On the facts, the judge found that there was insufficient evidence that the company undertook reasonable efforts to source for less disruptive financing. While there was affidavit evidence on discussions which the company undertook, it was not apparent that those discussions were in respect of financing without super priority terms. No evidence, for instance, of correspondence, was provided indicating that financing without super priority terms was sought but rejected. On that basis, the judge declined to confer super priority status on the rescue financing.
Debtor companies should thus note that documentary evidence of its attempts to obtain less disruptive financing may have to be adduced as evidence before the Singapore Court. This may have a knock-on effect on how negotiations which it carries out should be structured.
US authorities may provide guidance on how s 211E should be interpreted
The judge observed that US authorities could guide the appropriate construction of the rescue financing provisions in the Singapore Companies Act, as those super priority provisions were inspired by the Bankruptcy Code 11 USC (US), more commonly known as Chapter Eleven. In this judgment, US case law was referred to in setting out guidance on s 211E(1).

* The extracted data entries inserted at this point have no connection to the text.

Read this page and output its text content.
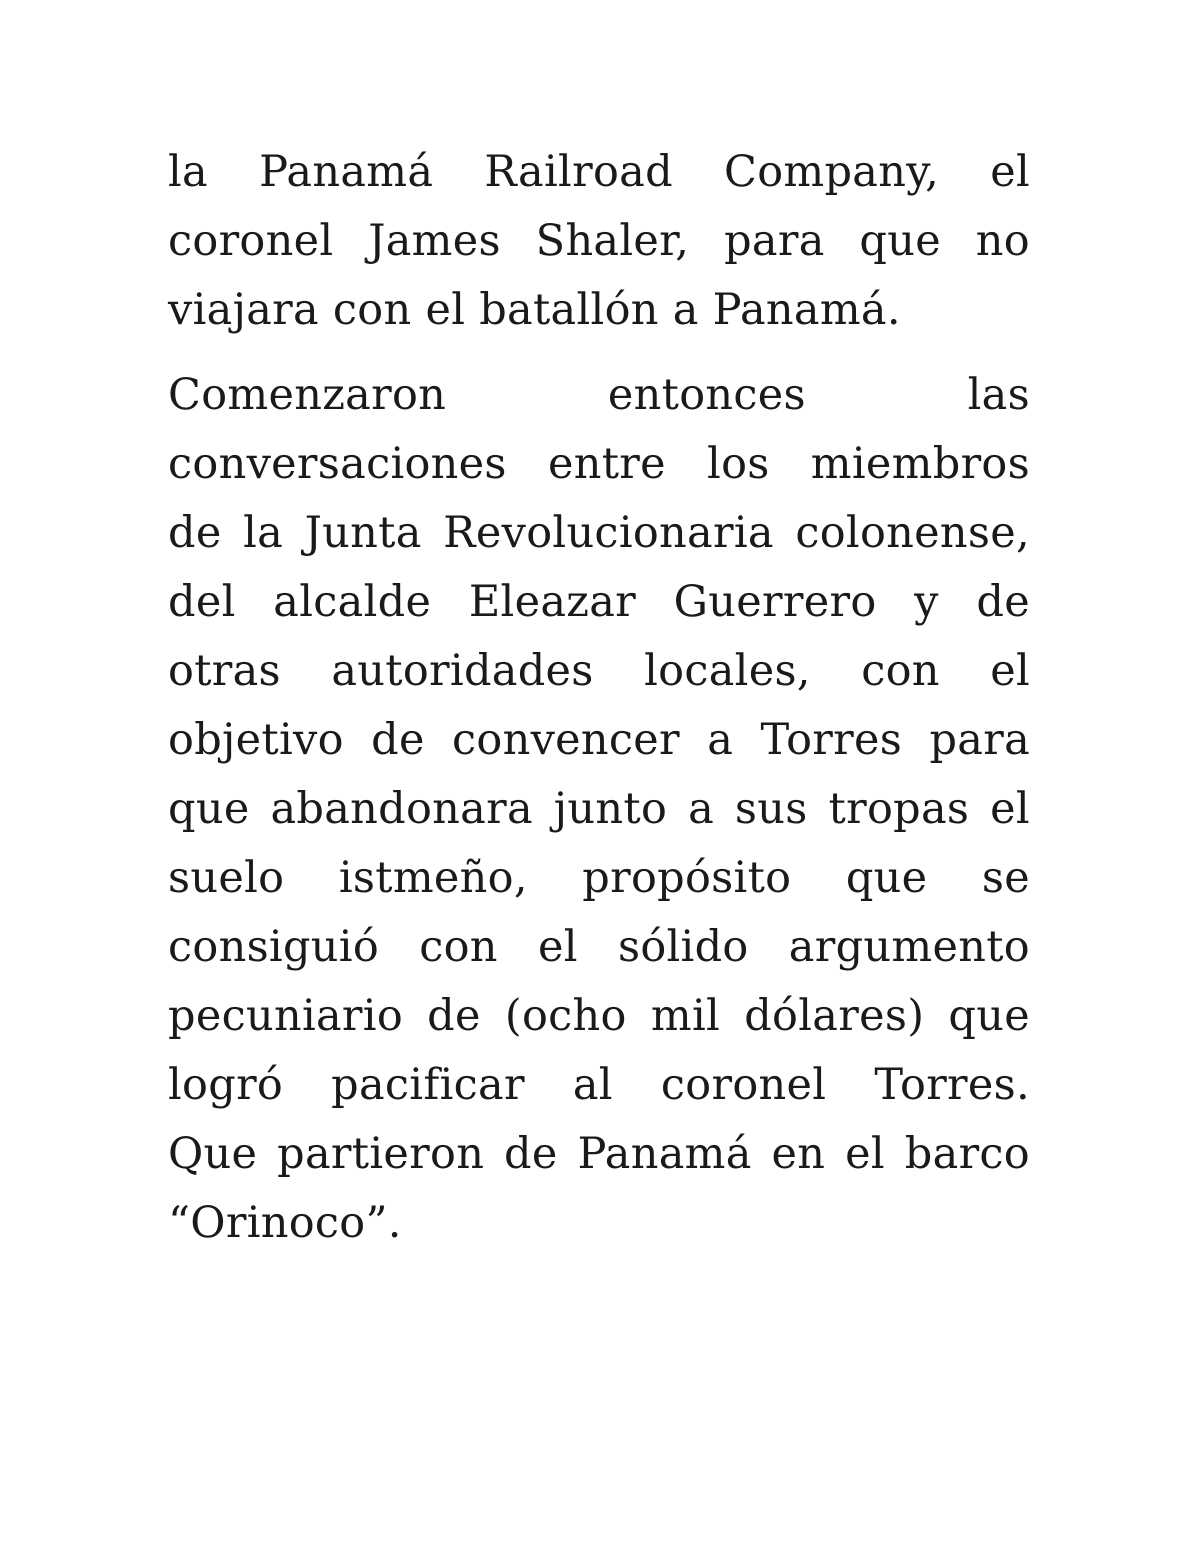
la Panamá Railroad Company, el
coronel James Shaler, para que no
viajara con el batallón a Panamá.
Comenzaron entonces las
conversaciones entre los miembros
de la Junta Revolucionaria colonense,
del alcalde Eleazar Guerrero y de
otras autoridades locales, con el
objetivo de convencer a Torres para
que abandonara junto a sus tropas el
suelo istmeño, propósito que se
consiguió con el sólido argumento
pecuniario de (ocho mil dólares) que
logró pacificar al coronel Torres.
Que partieron de Panamá en el barco
“Orinoco”.
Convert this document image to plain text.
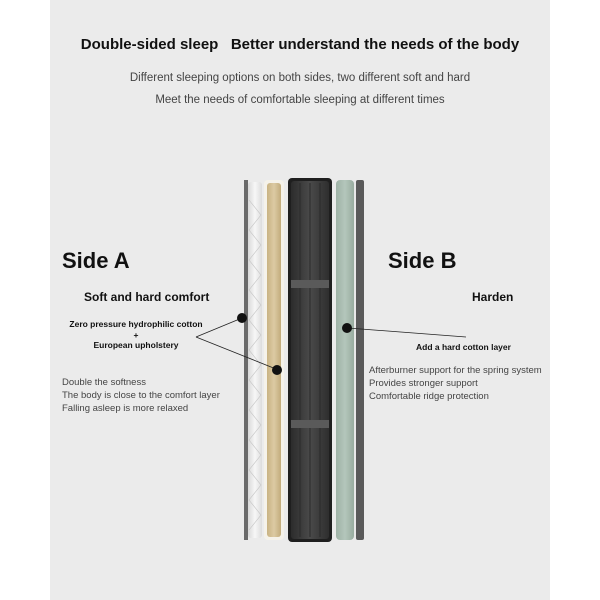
Double-sided sleep   Better understand the needs of the body
Different sleeping options on both sides, two different soft and hard
Meet the needs of comfortable sleeping at different times
Side A
Soft and hard comfort
Zero pressure hydrophilic cotton
+
European upholstery
Double the softness
The body is close to the comfort layer
Falling asleep is more relaxed
Side B
Harden
Add a hard cotton layer
Afterburner support for the spring system
Provides stronger support
Comfortable ridge protection
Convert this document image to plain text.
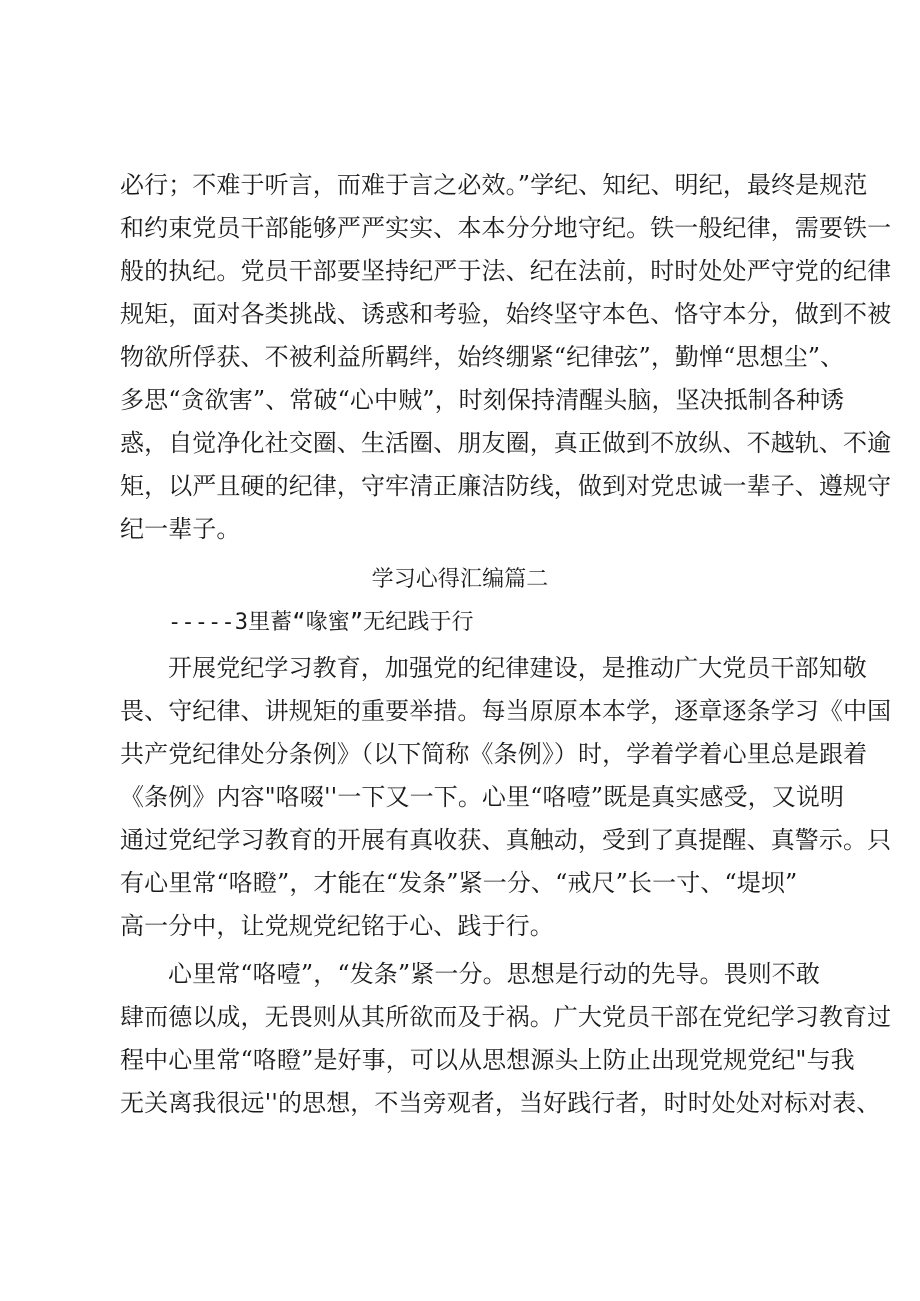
必行；不难于听言，而难于言之必效。”学纪、知纪、明纪，最终是规范
和约束党员干部能够严严实实、本本分分地守纪。铁一般纪律，需要铁一
般的执纪。党员干部要坚持纪严于法、纪在法前，时时处处严守党的纪律
规矩，面对各类挑战、诱惑和考验，始终坚守本色、恪守本分，做到不被
物欲所俘获、不被利益所羁绊，始终绷紧“纪律弦”，勤惮“思想尘”、
多思“贪欲害”、常破“心中贼”，时刻保持清醒头脑，坚决抵制各种诱
惑，自觉净化社交圈、生活圈、朋友圈，真正做到不放纵、不越轨、不逾
矩，以严且硬的纪律，守牢清正廉洁防线，做到对党忠诚一辈子、遵规守
纪一辈子。
学习心得汇编篇二
-----3里蓄“喙蜜”无纪践于行
开展党纪学习教育，加强党的纪律建设，是推动广大党员干部知敬
畏、守纪律、讲规矩的重要举措。每当原原本本学，逐章逐条学习《中国
共产党纪律处分条例》（以下简称《条例》）时，学着学着心里总是跟着
《条例》内容"咯啜''一下又一下。心里“咯噎”既是真实感受，又说明
通过党纪学习教育的开展有真收获、真触动，受到了真提醒、真警示。只
有心里常“咯瞪”，才能在“发条”紧一分、“戒尺”长一寸、“堤坝”
高一分中，让党规党纪铭于心、践于行。
心里常“咯噎”，“发条”紧一分。思想是行动的先导。畏则不敢
肆而德以成，无畏则从其所欲而及于祸。广大党员干部在党纪学习教育过
程中心里常“咯瞪”是好事，可以从思想源头上防止出现党规党纪"与我
无关离我很远''的思想，不当旁观者，当好践行者，时时处处对标对表、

Further credit provided by an existing creditor may constitute “rescue financing” if that creditor would not be bound to provide further credit
In the judgment, it was made clear that proposed financing from an existing creditor of the company can constitute rescue financing, as long as that creditor is not otherwise bound to provide such financing. On the facts, the existing creditor was not obliged to dispense further funds because it was released from its contractual obligations when the company initiated a scheme of arrangement and/or was subject to legal proceedings.
Re Attilan Group Ltd is significant - the Honourable Justice Aedit Abdullah observed that: “this [wa]s the first case where an application [for super priority to be accorded to future financing was made], following the recent amendments” to the Singapore Companies Act. His judgment will be scrutinized by distressed debt funds and lenders seeking to capitalize on the rescue financing provisions moving forward.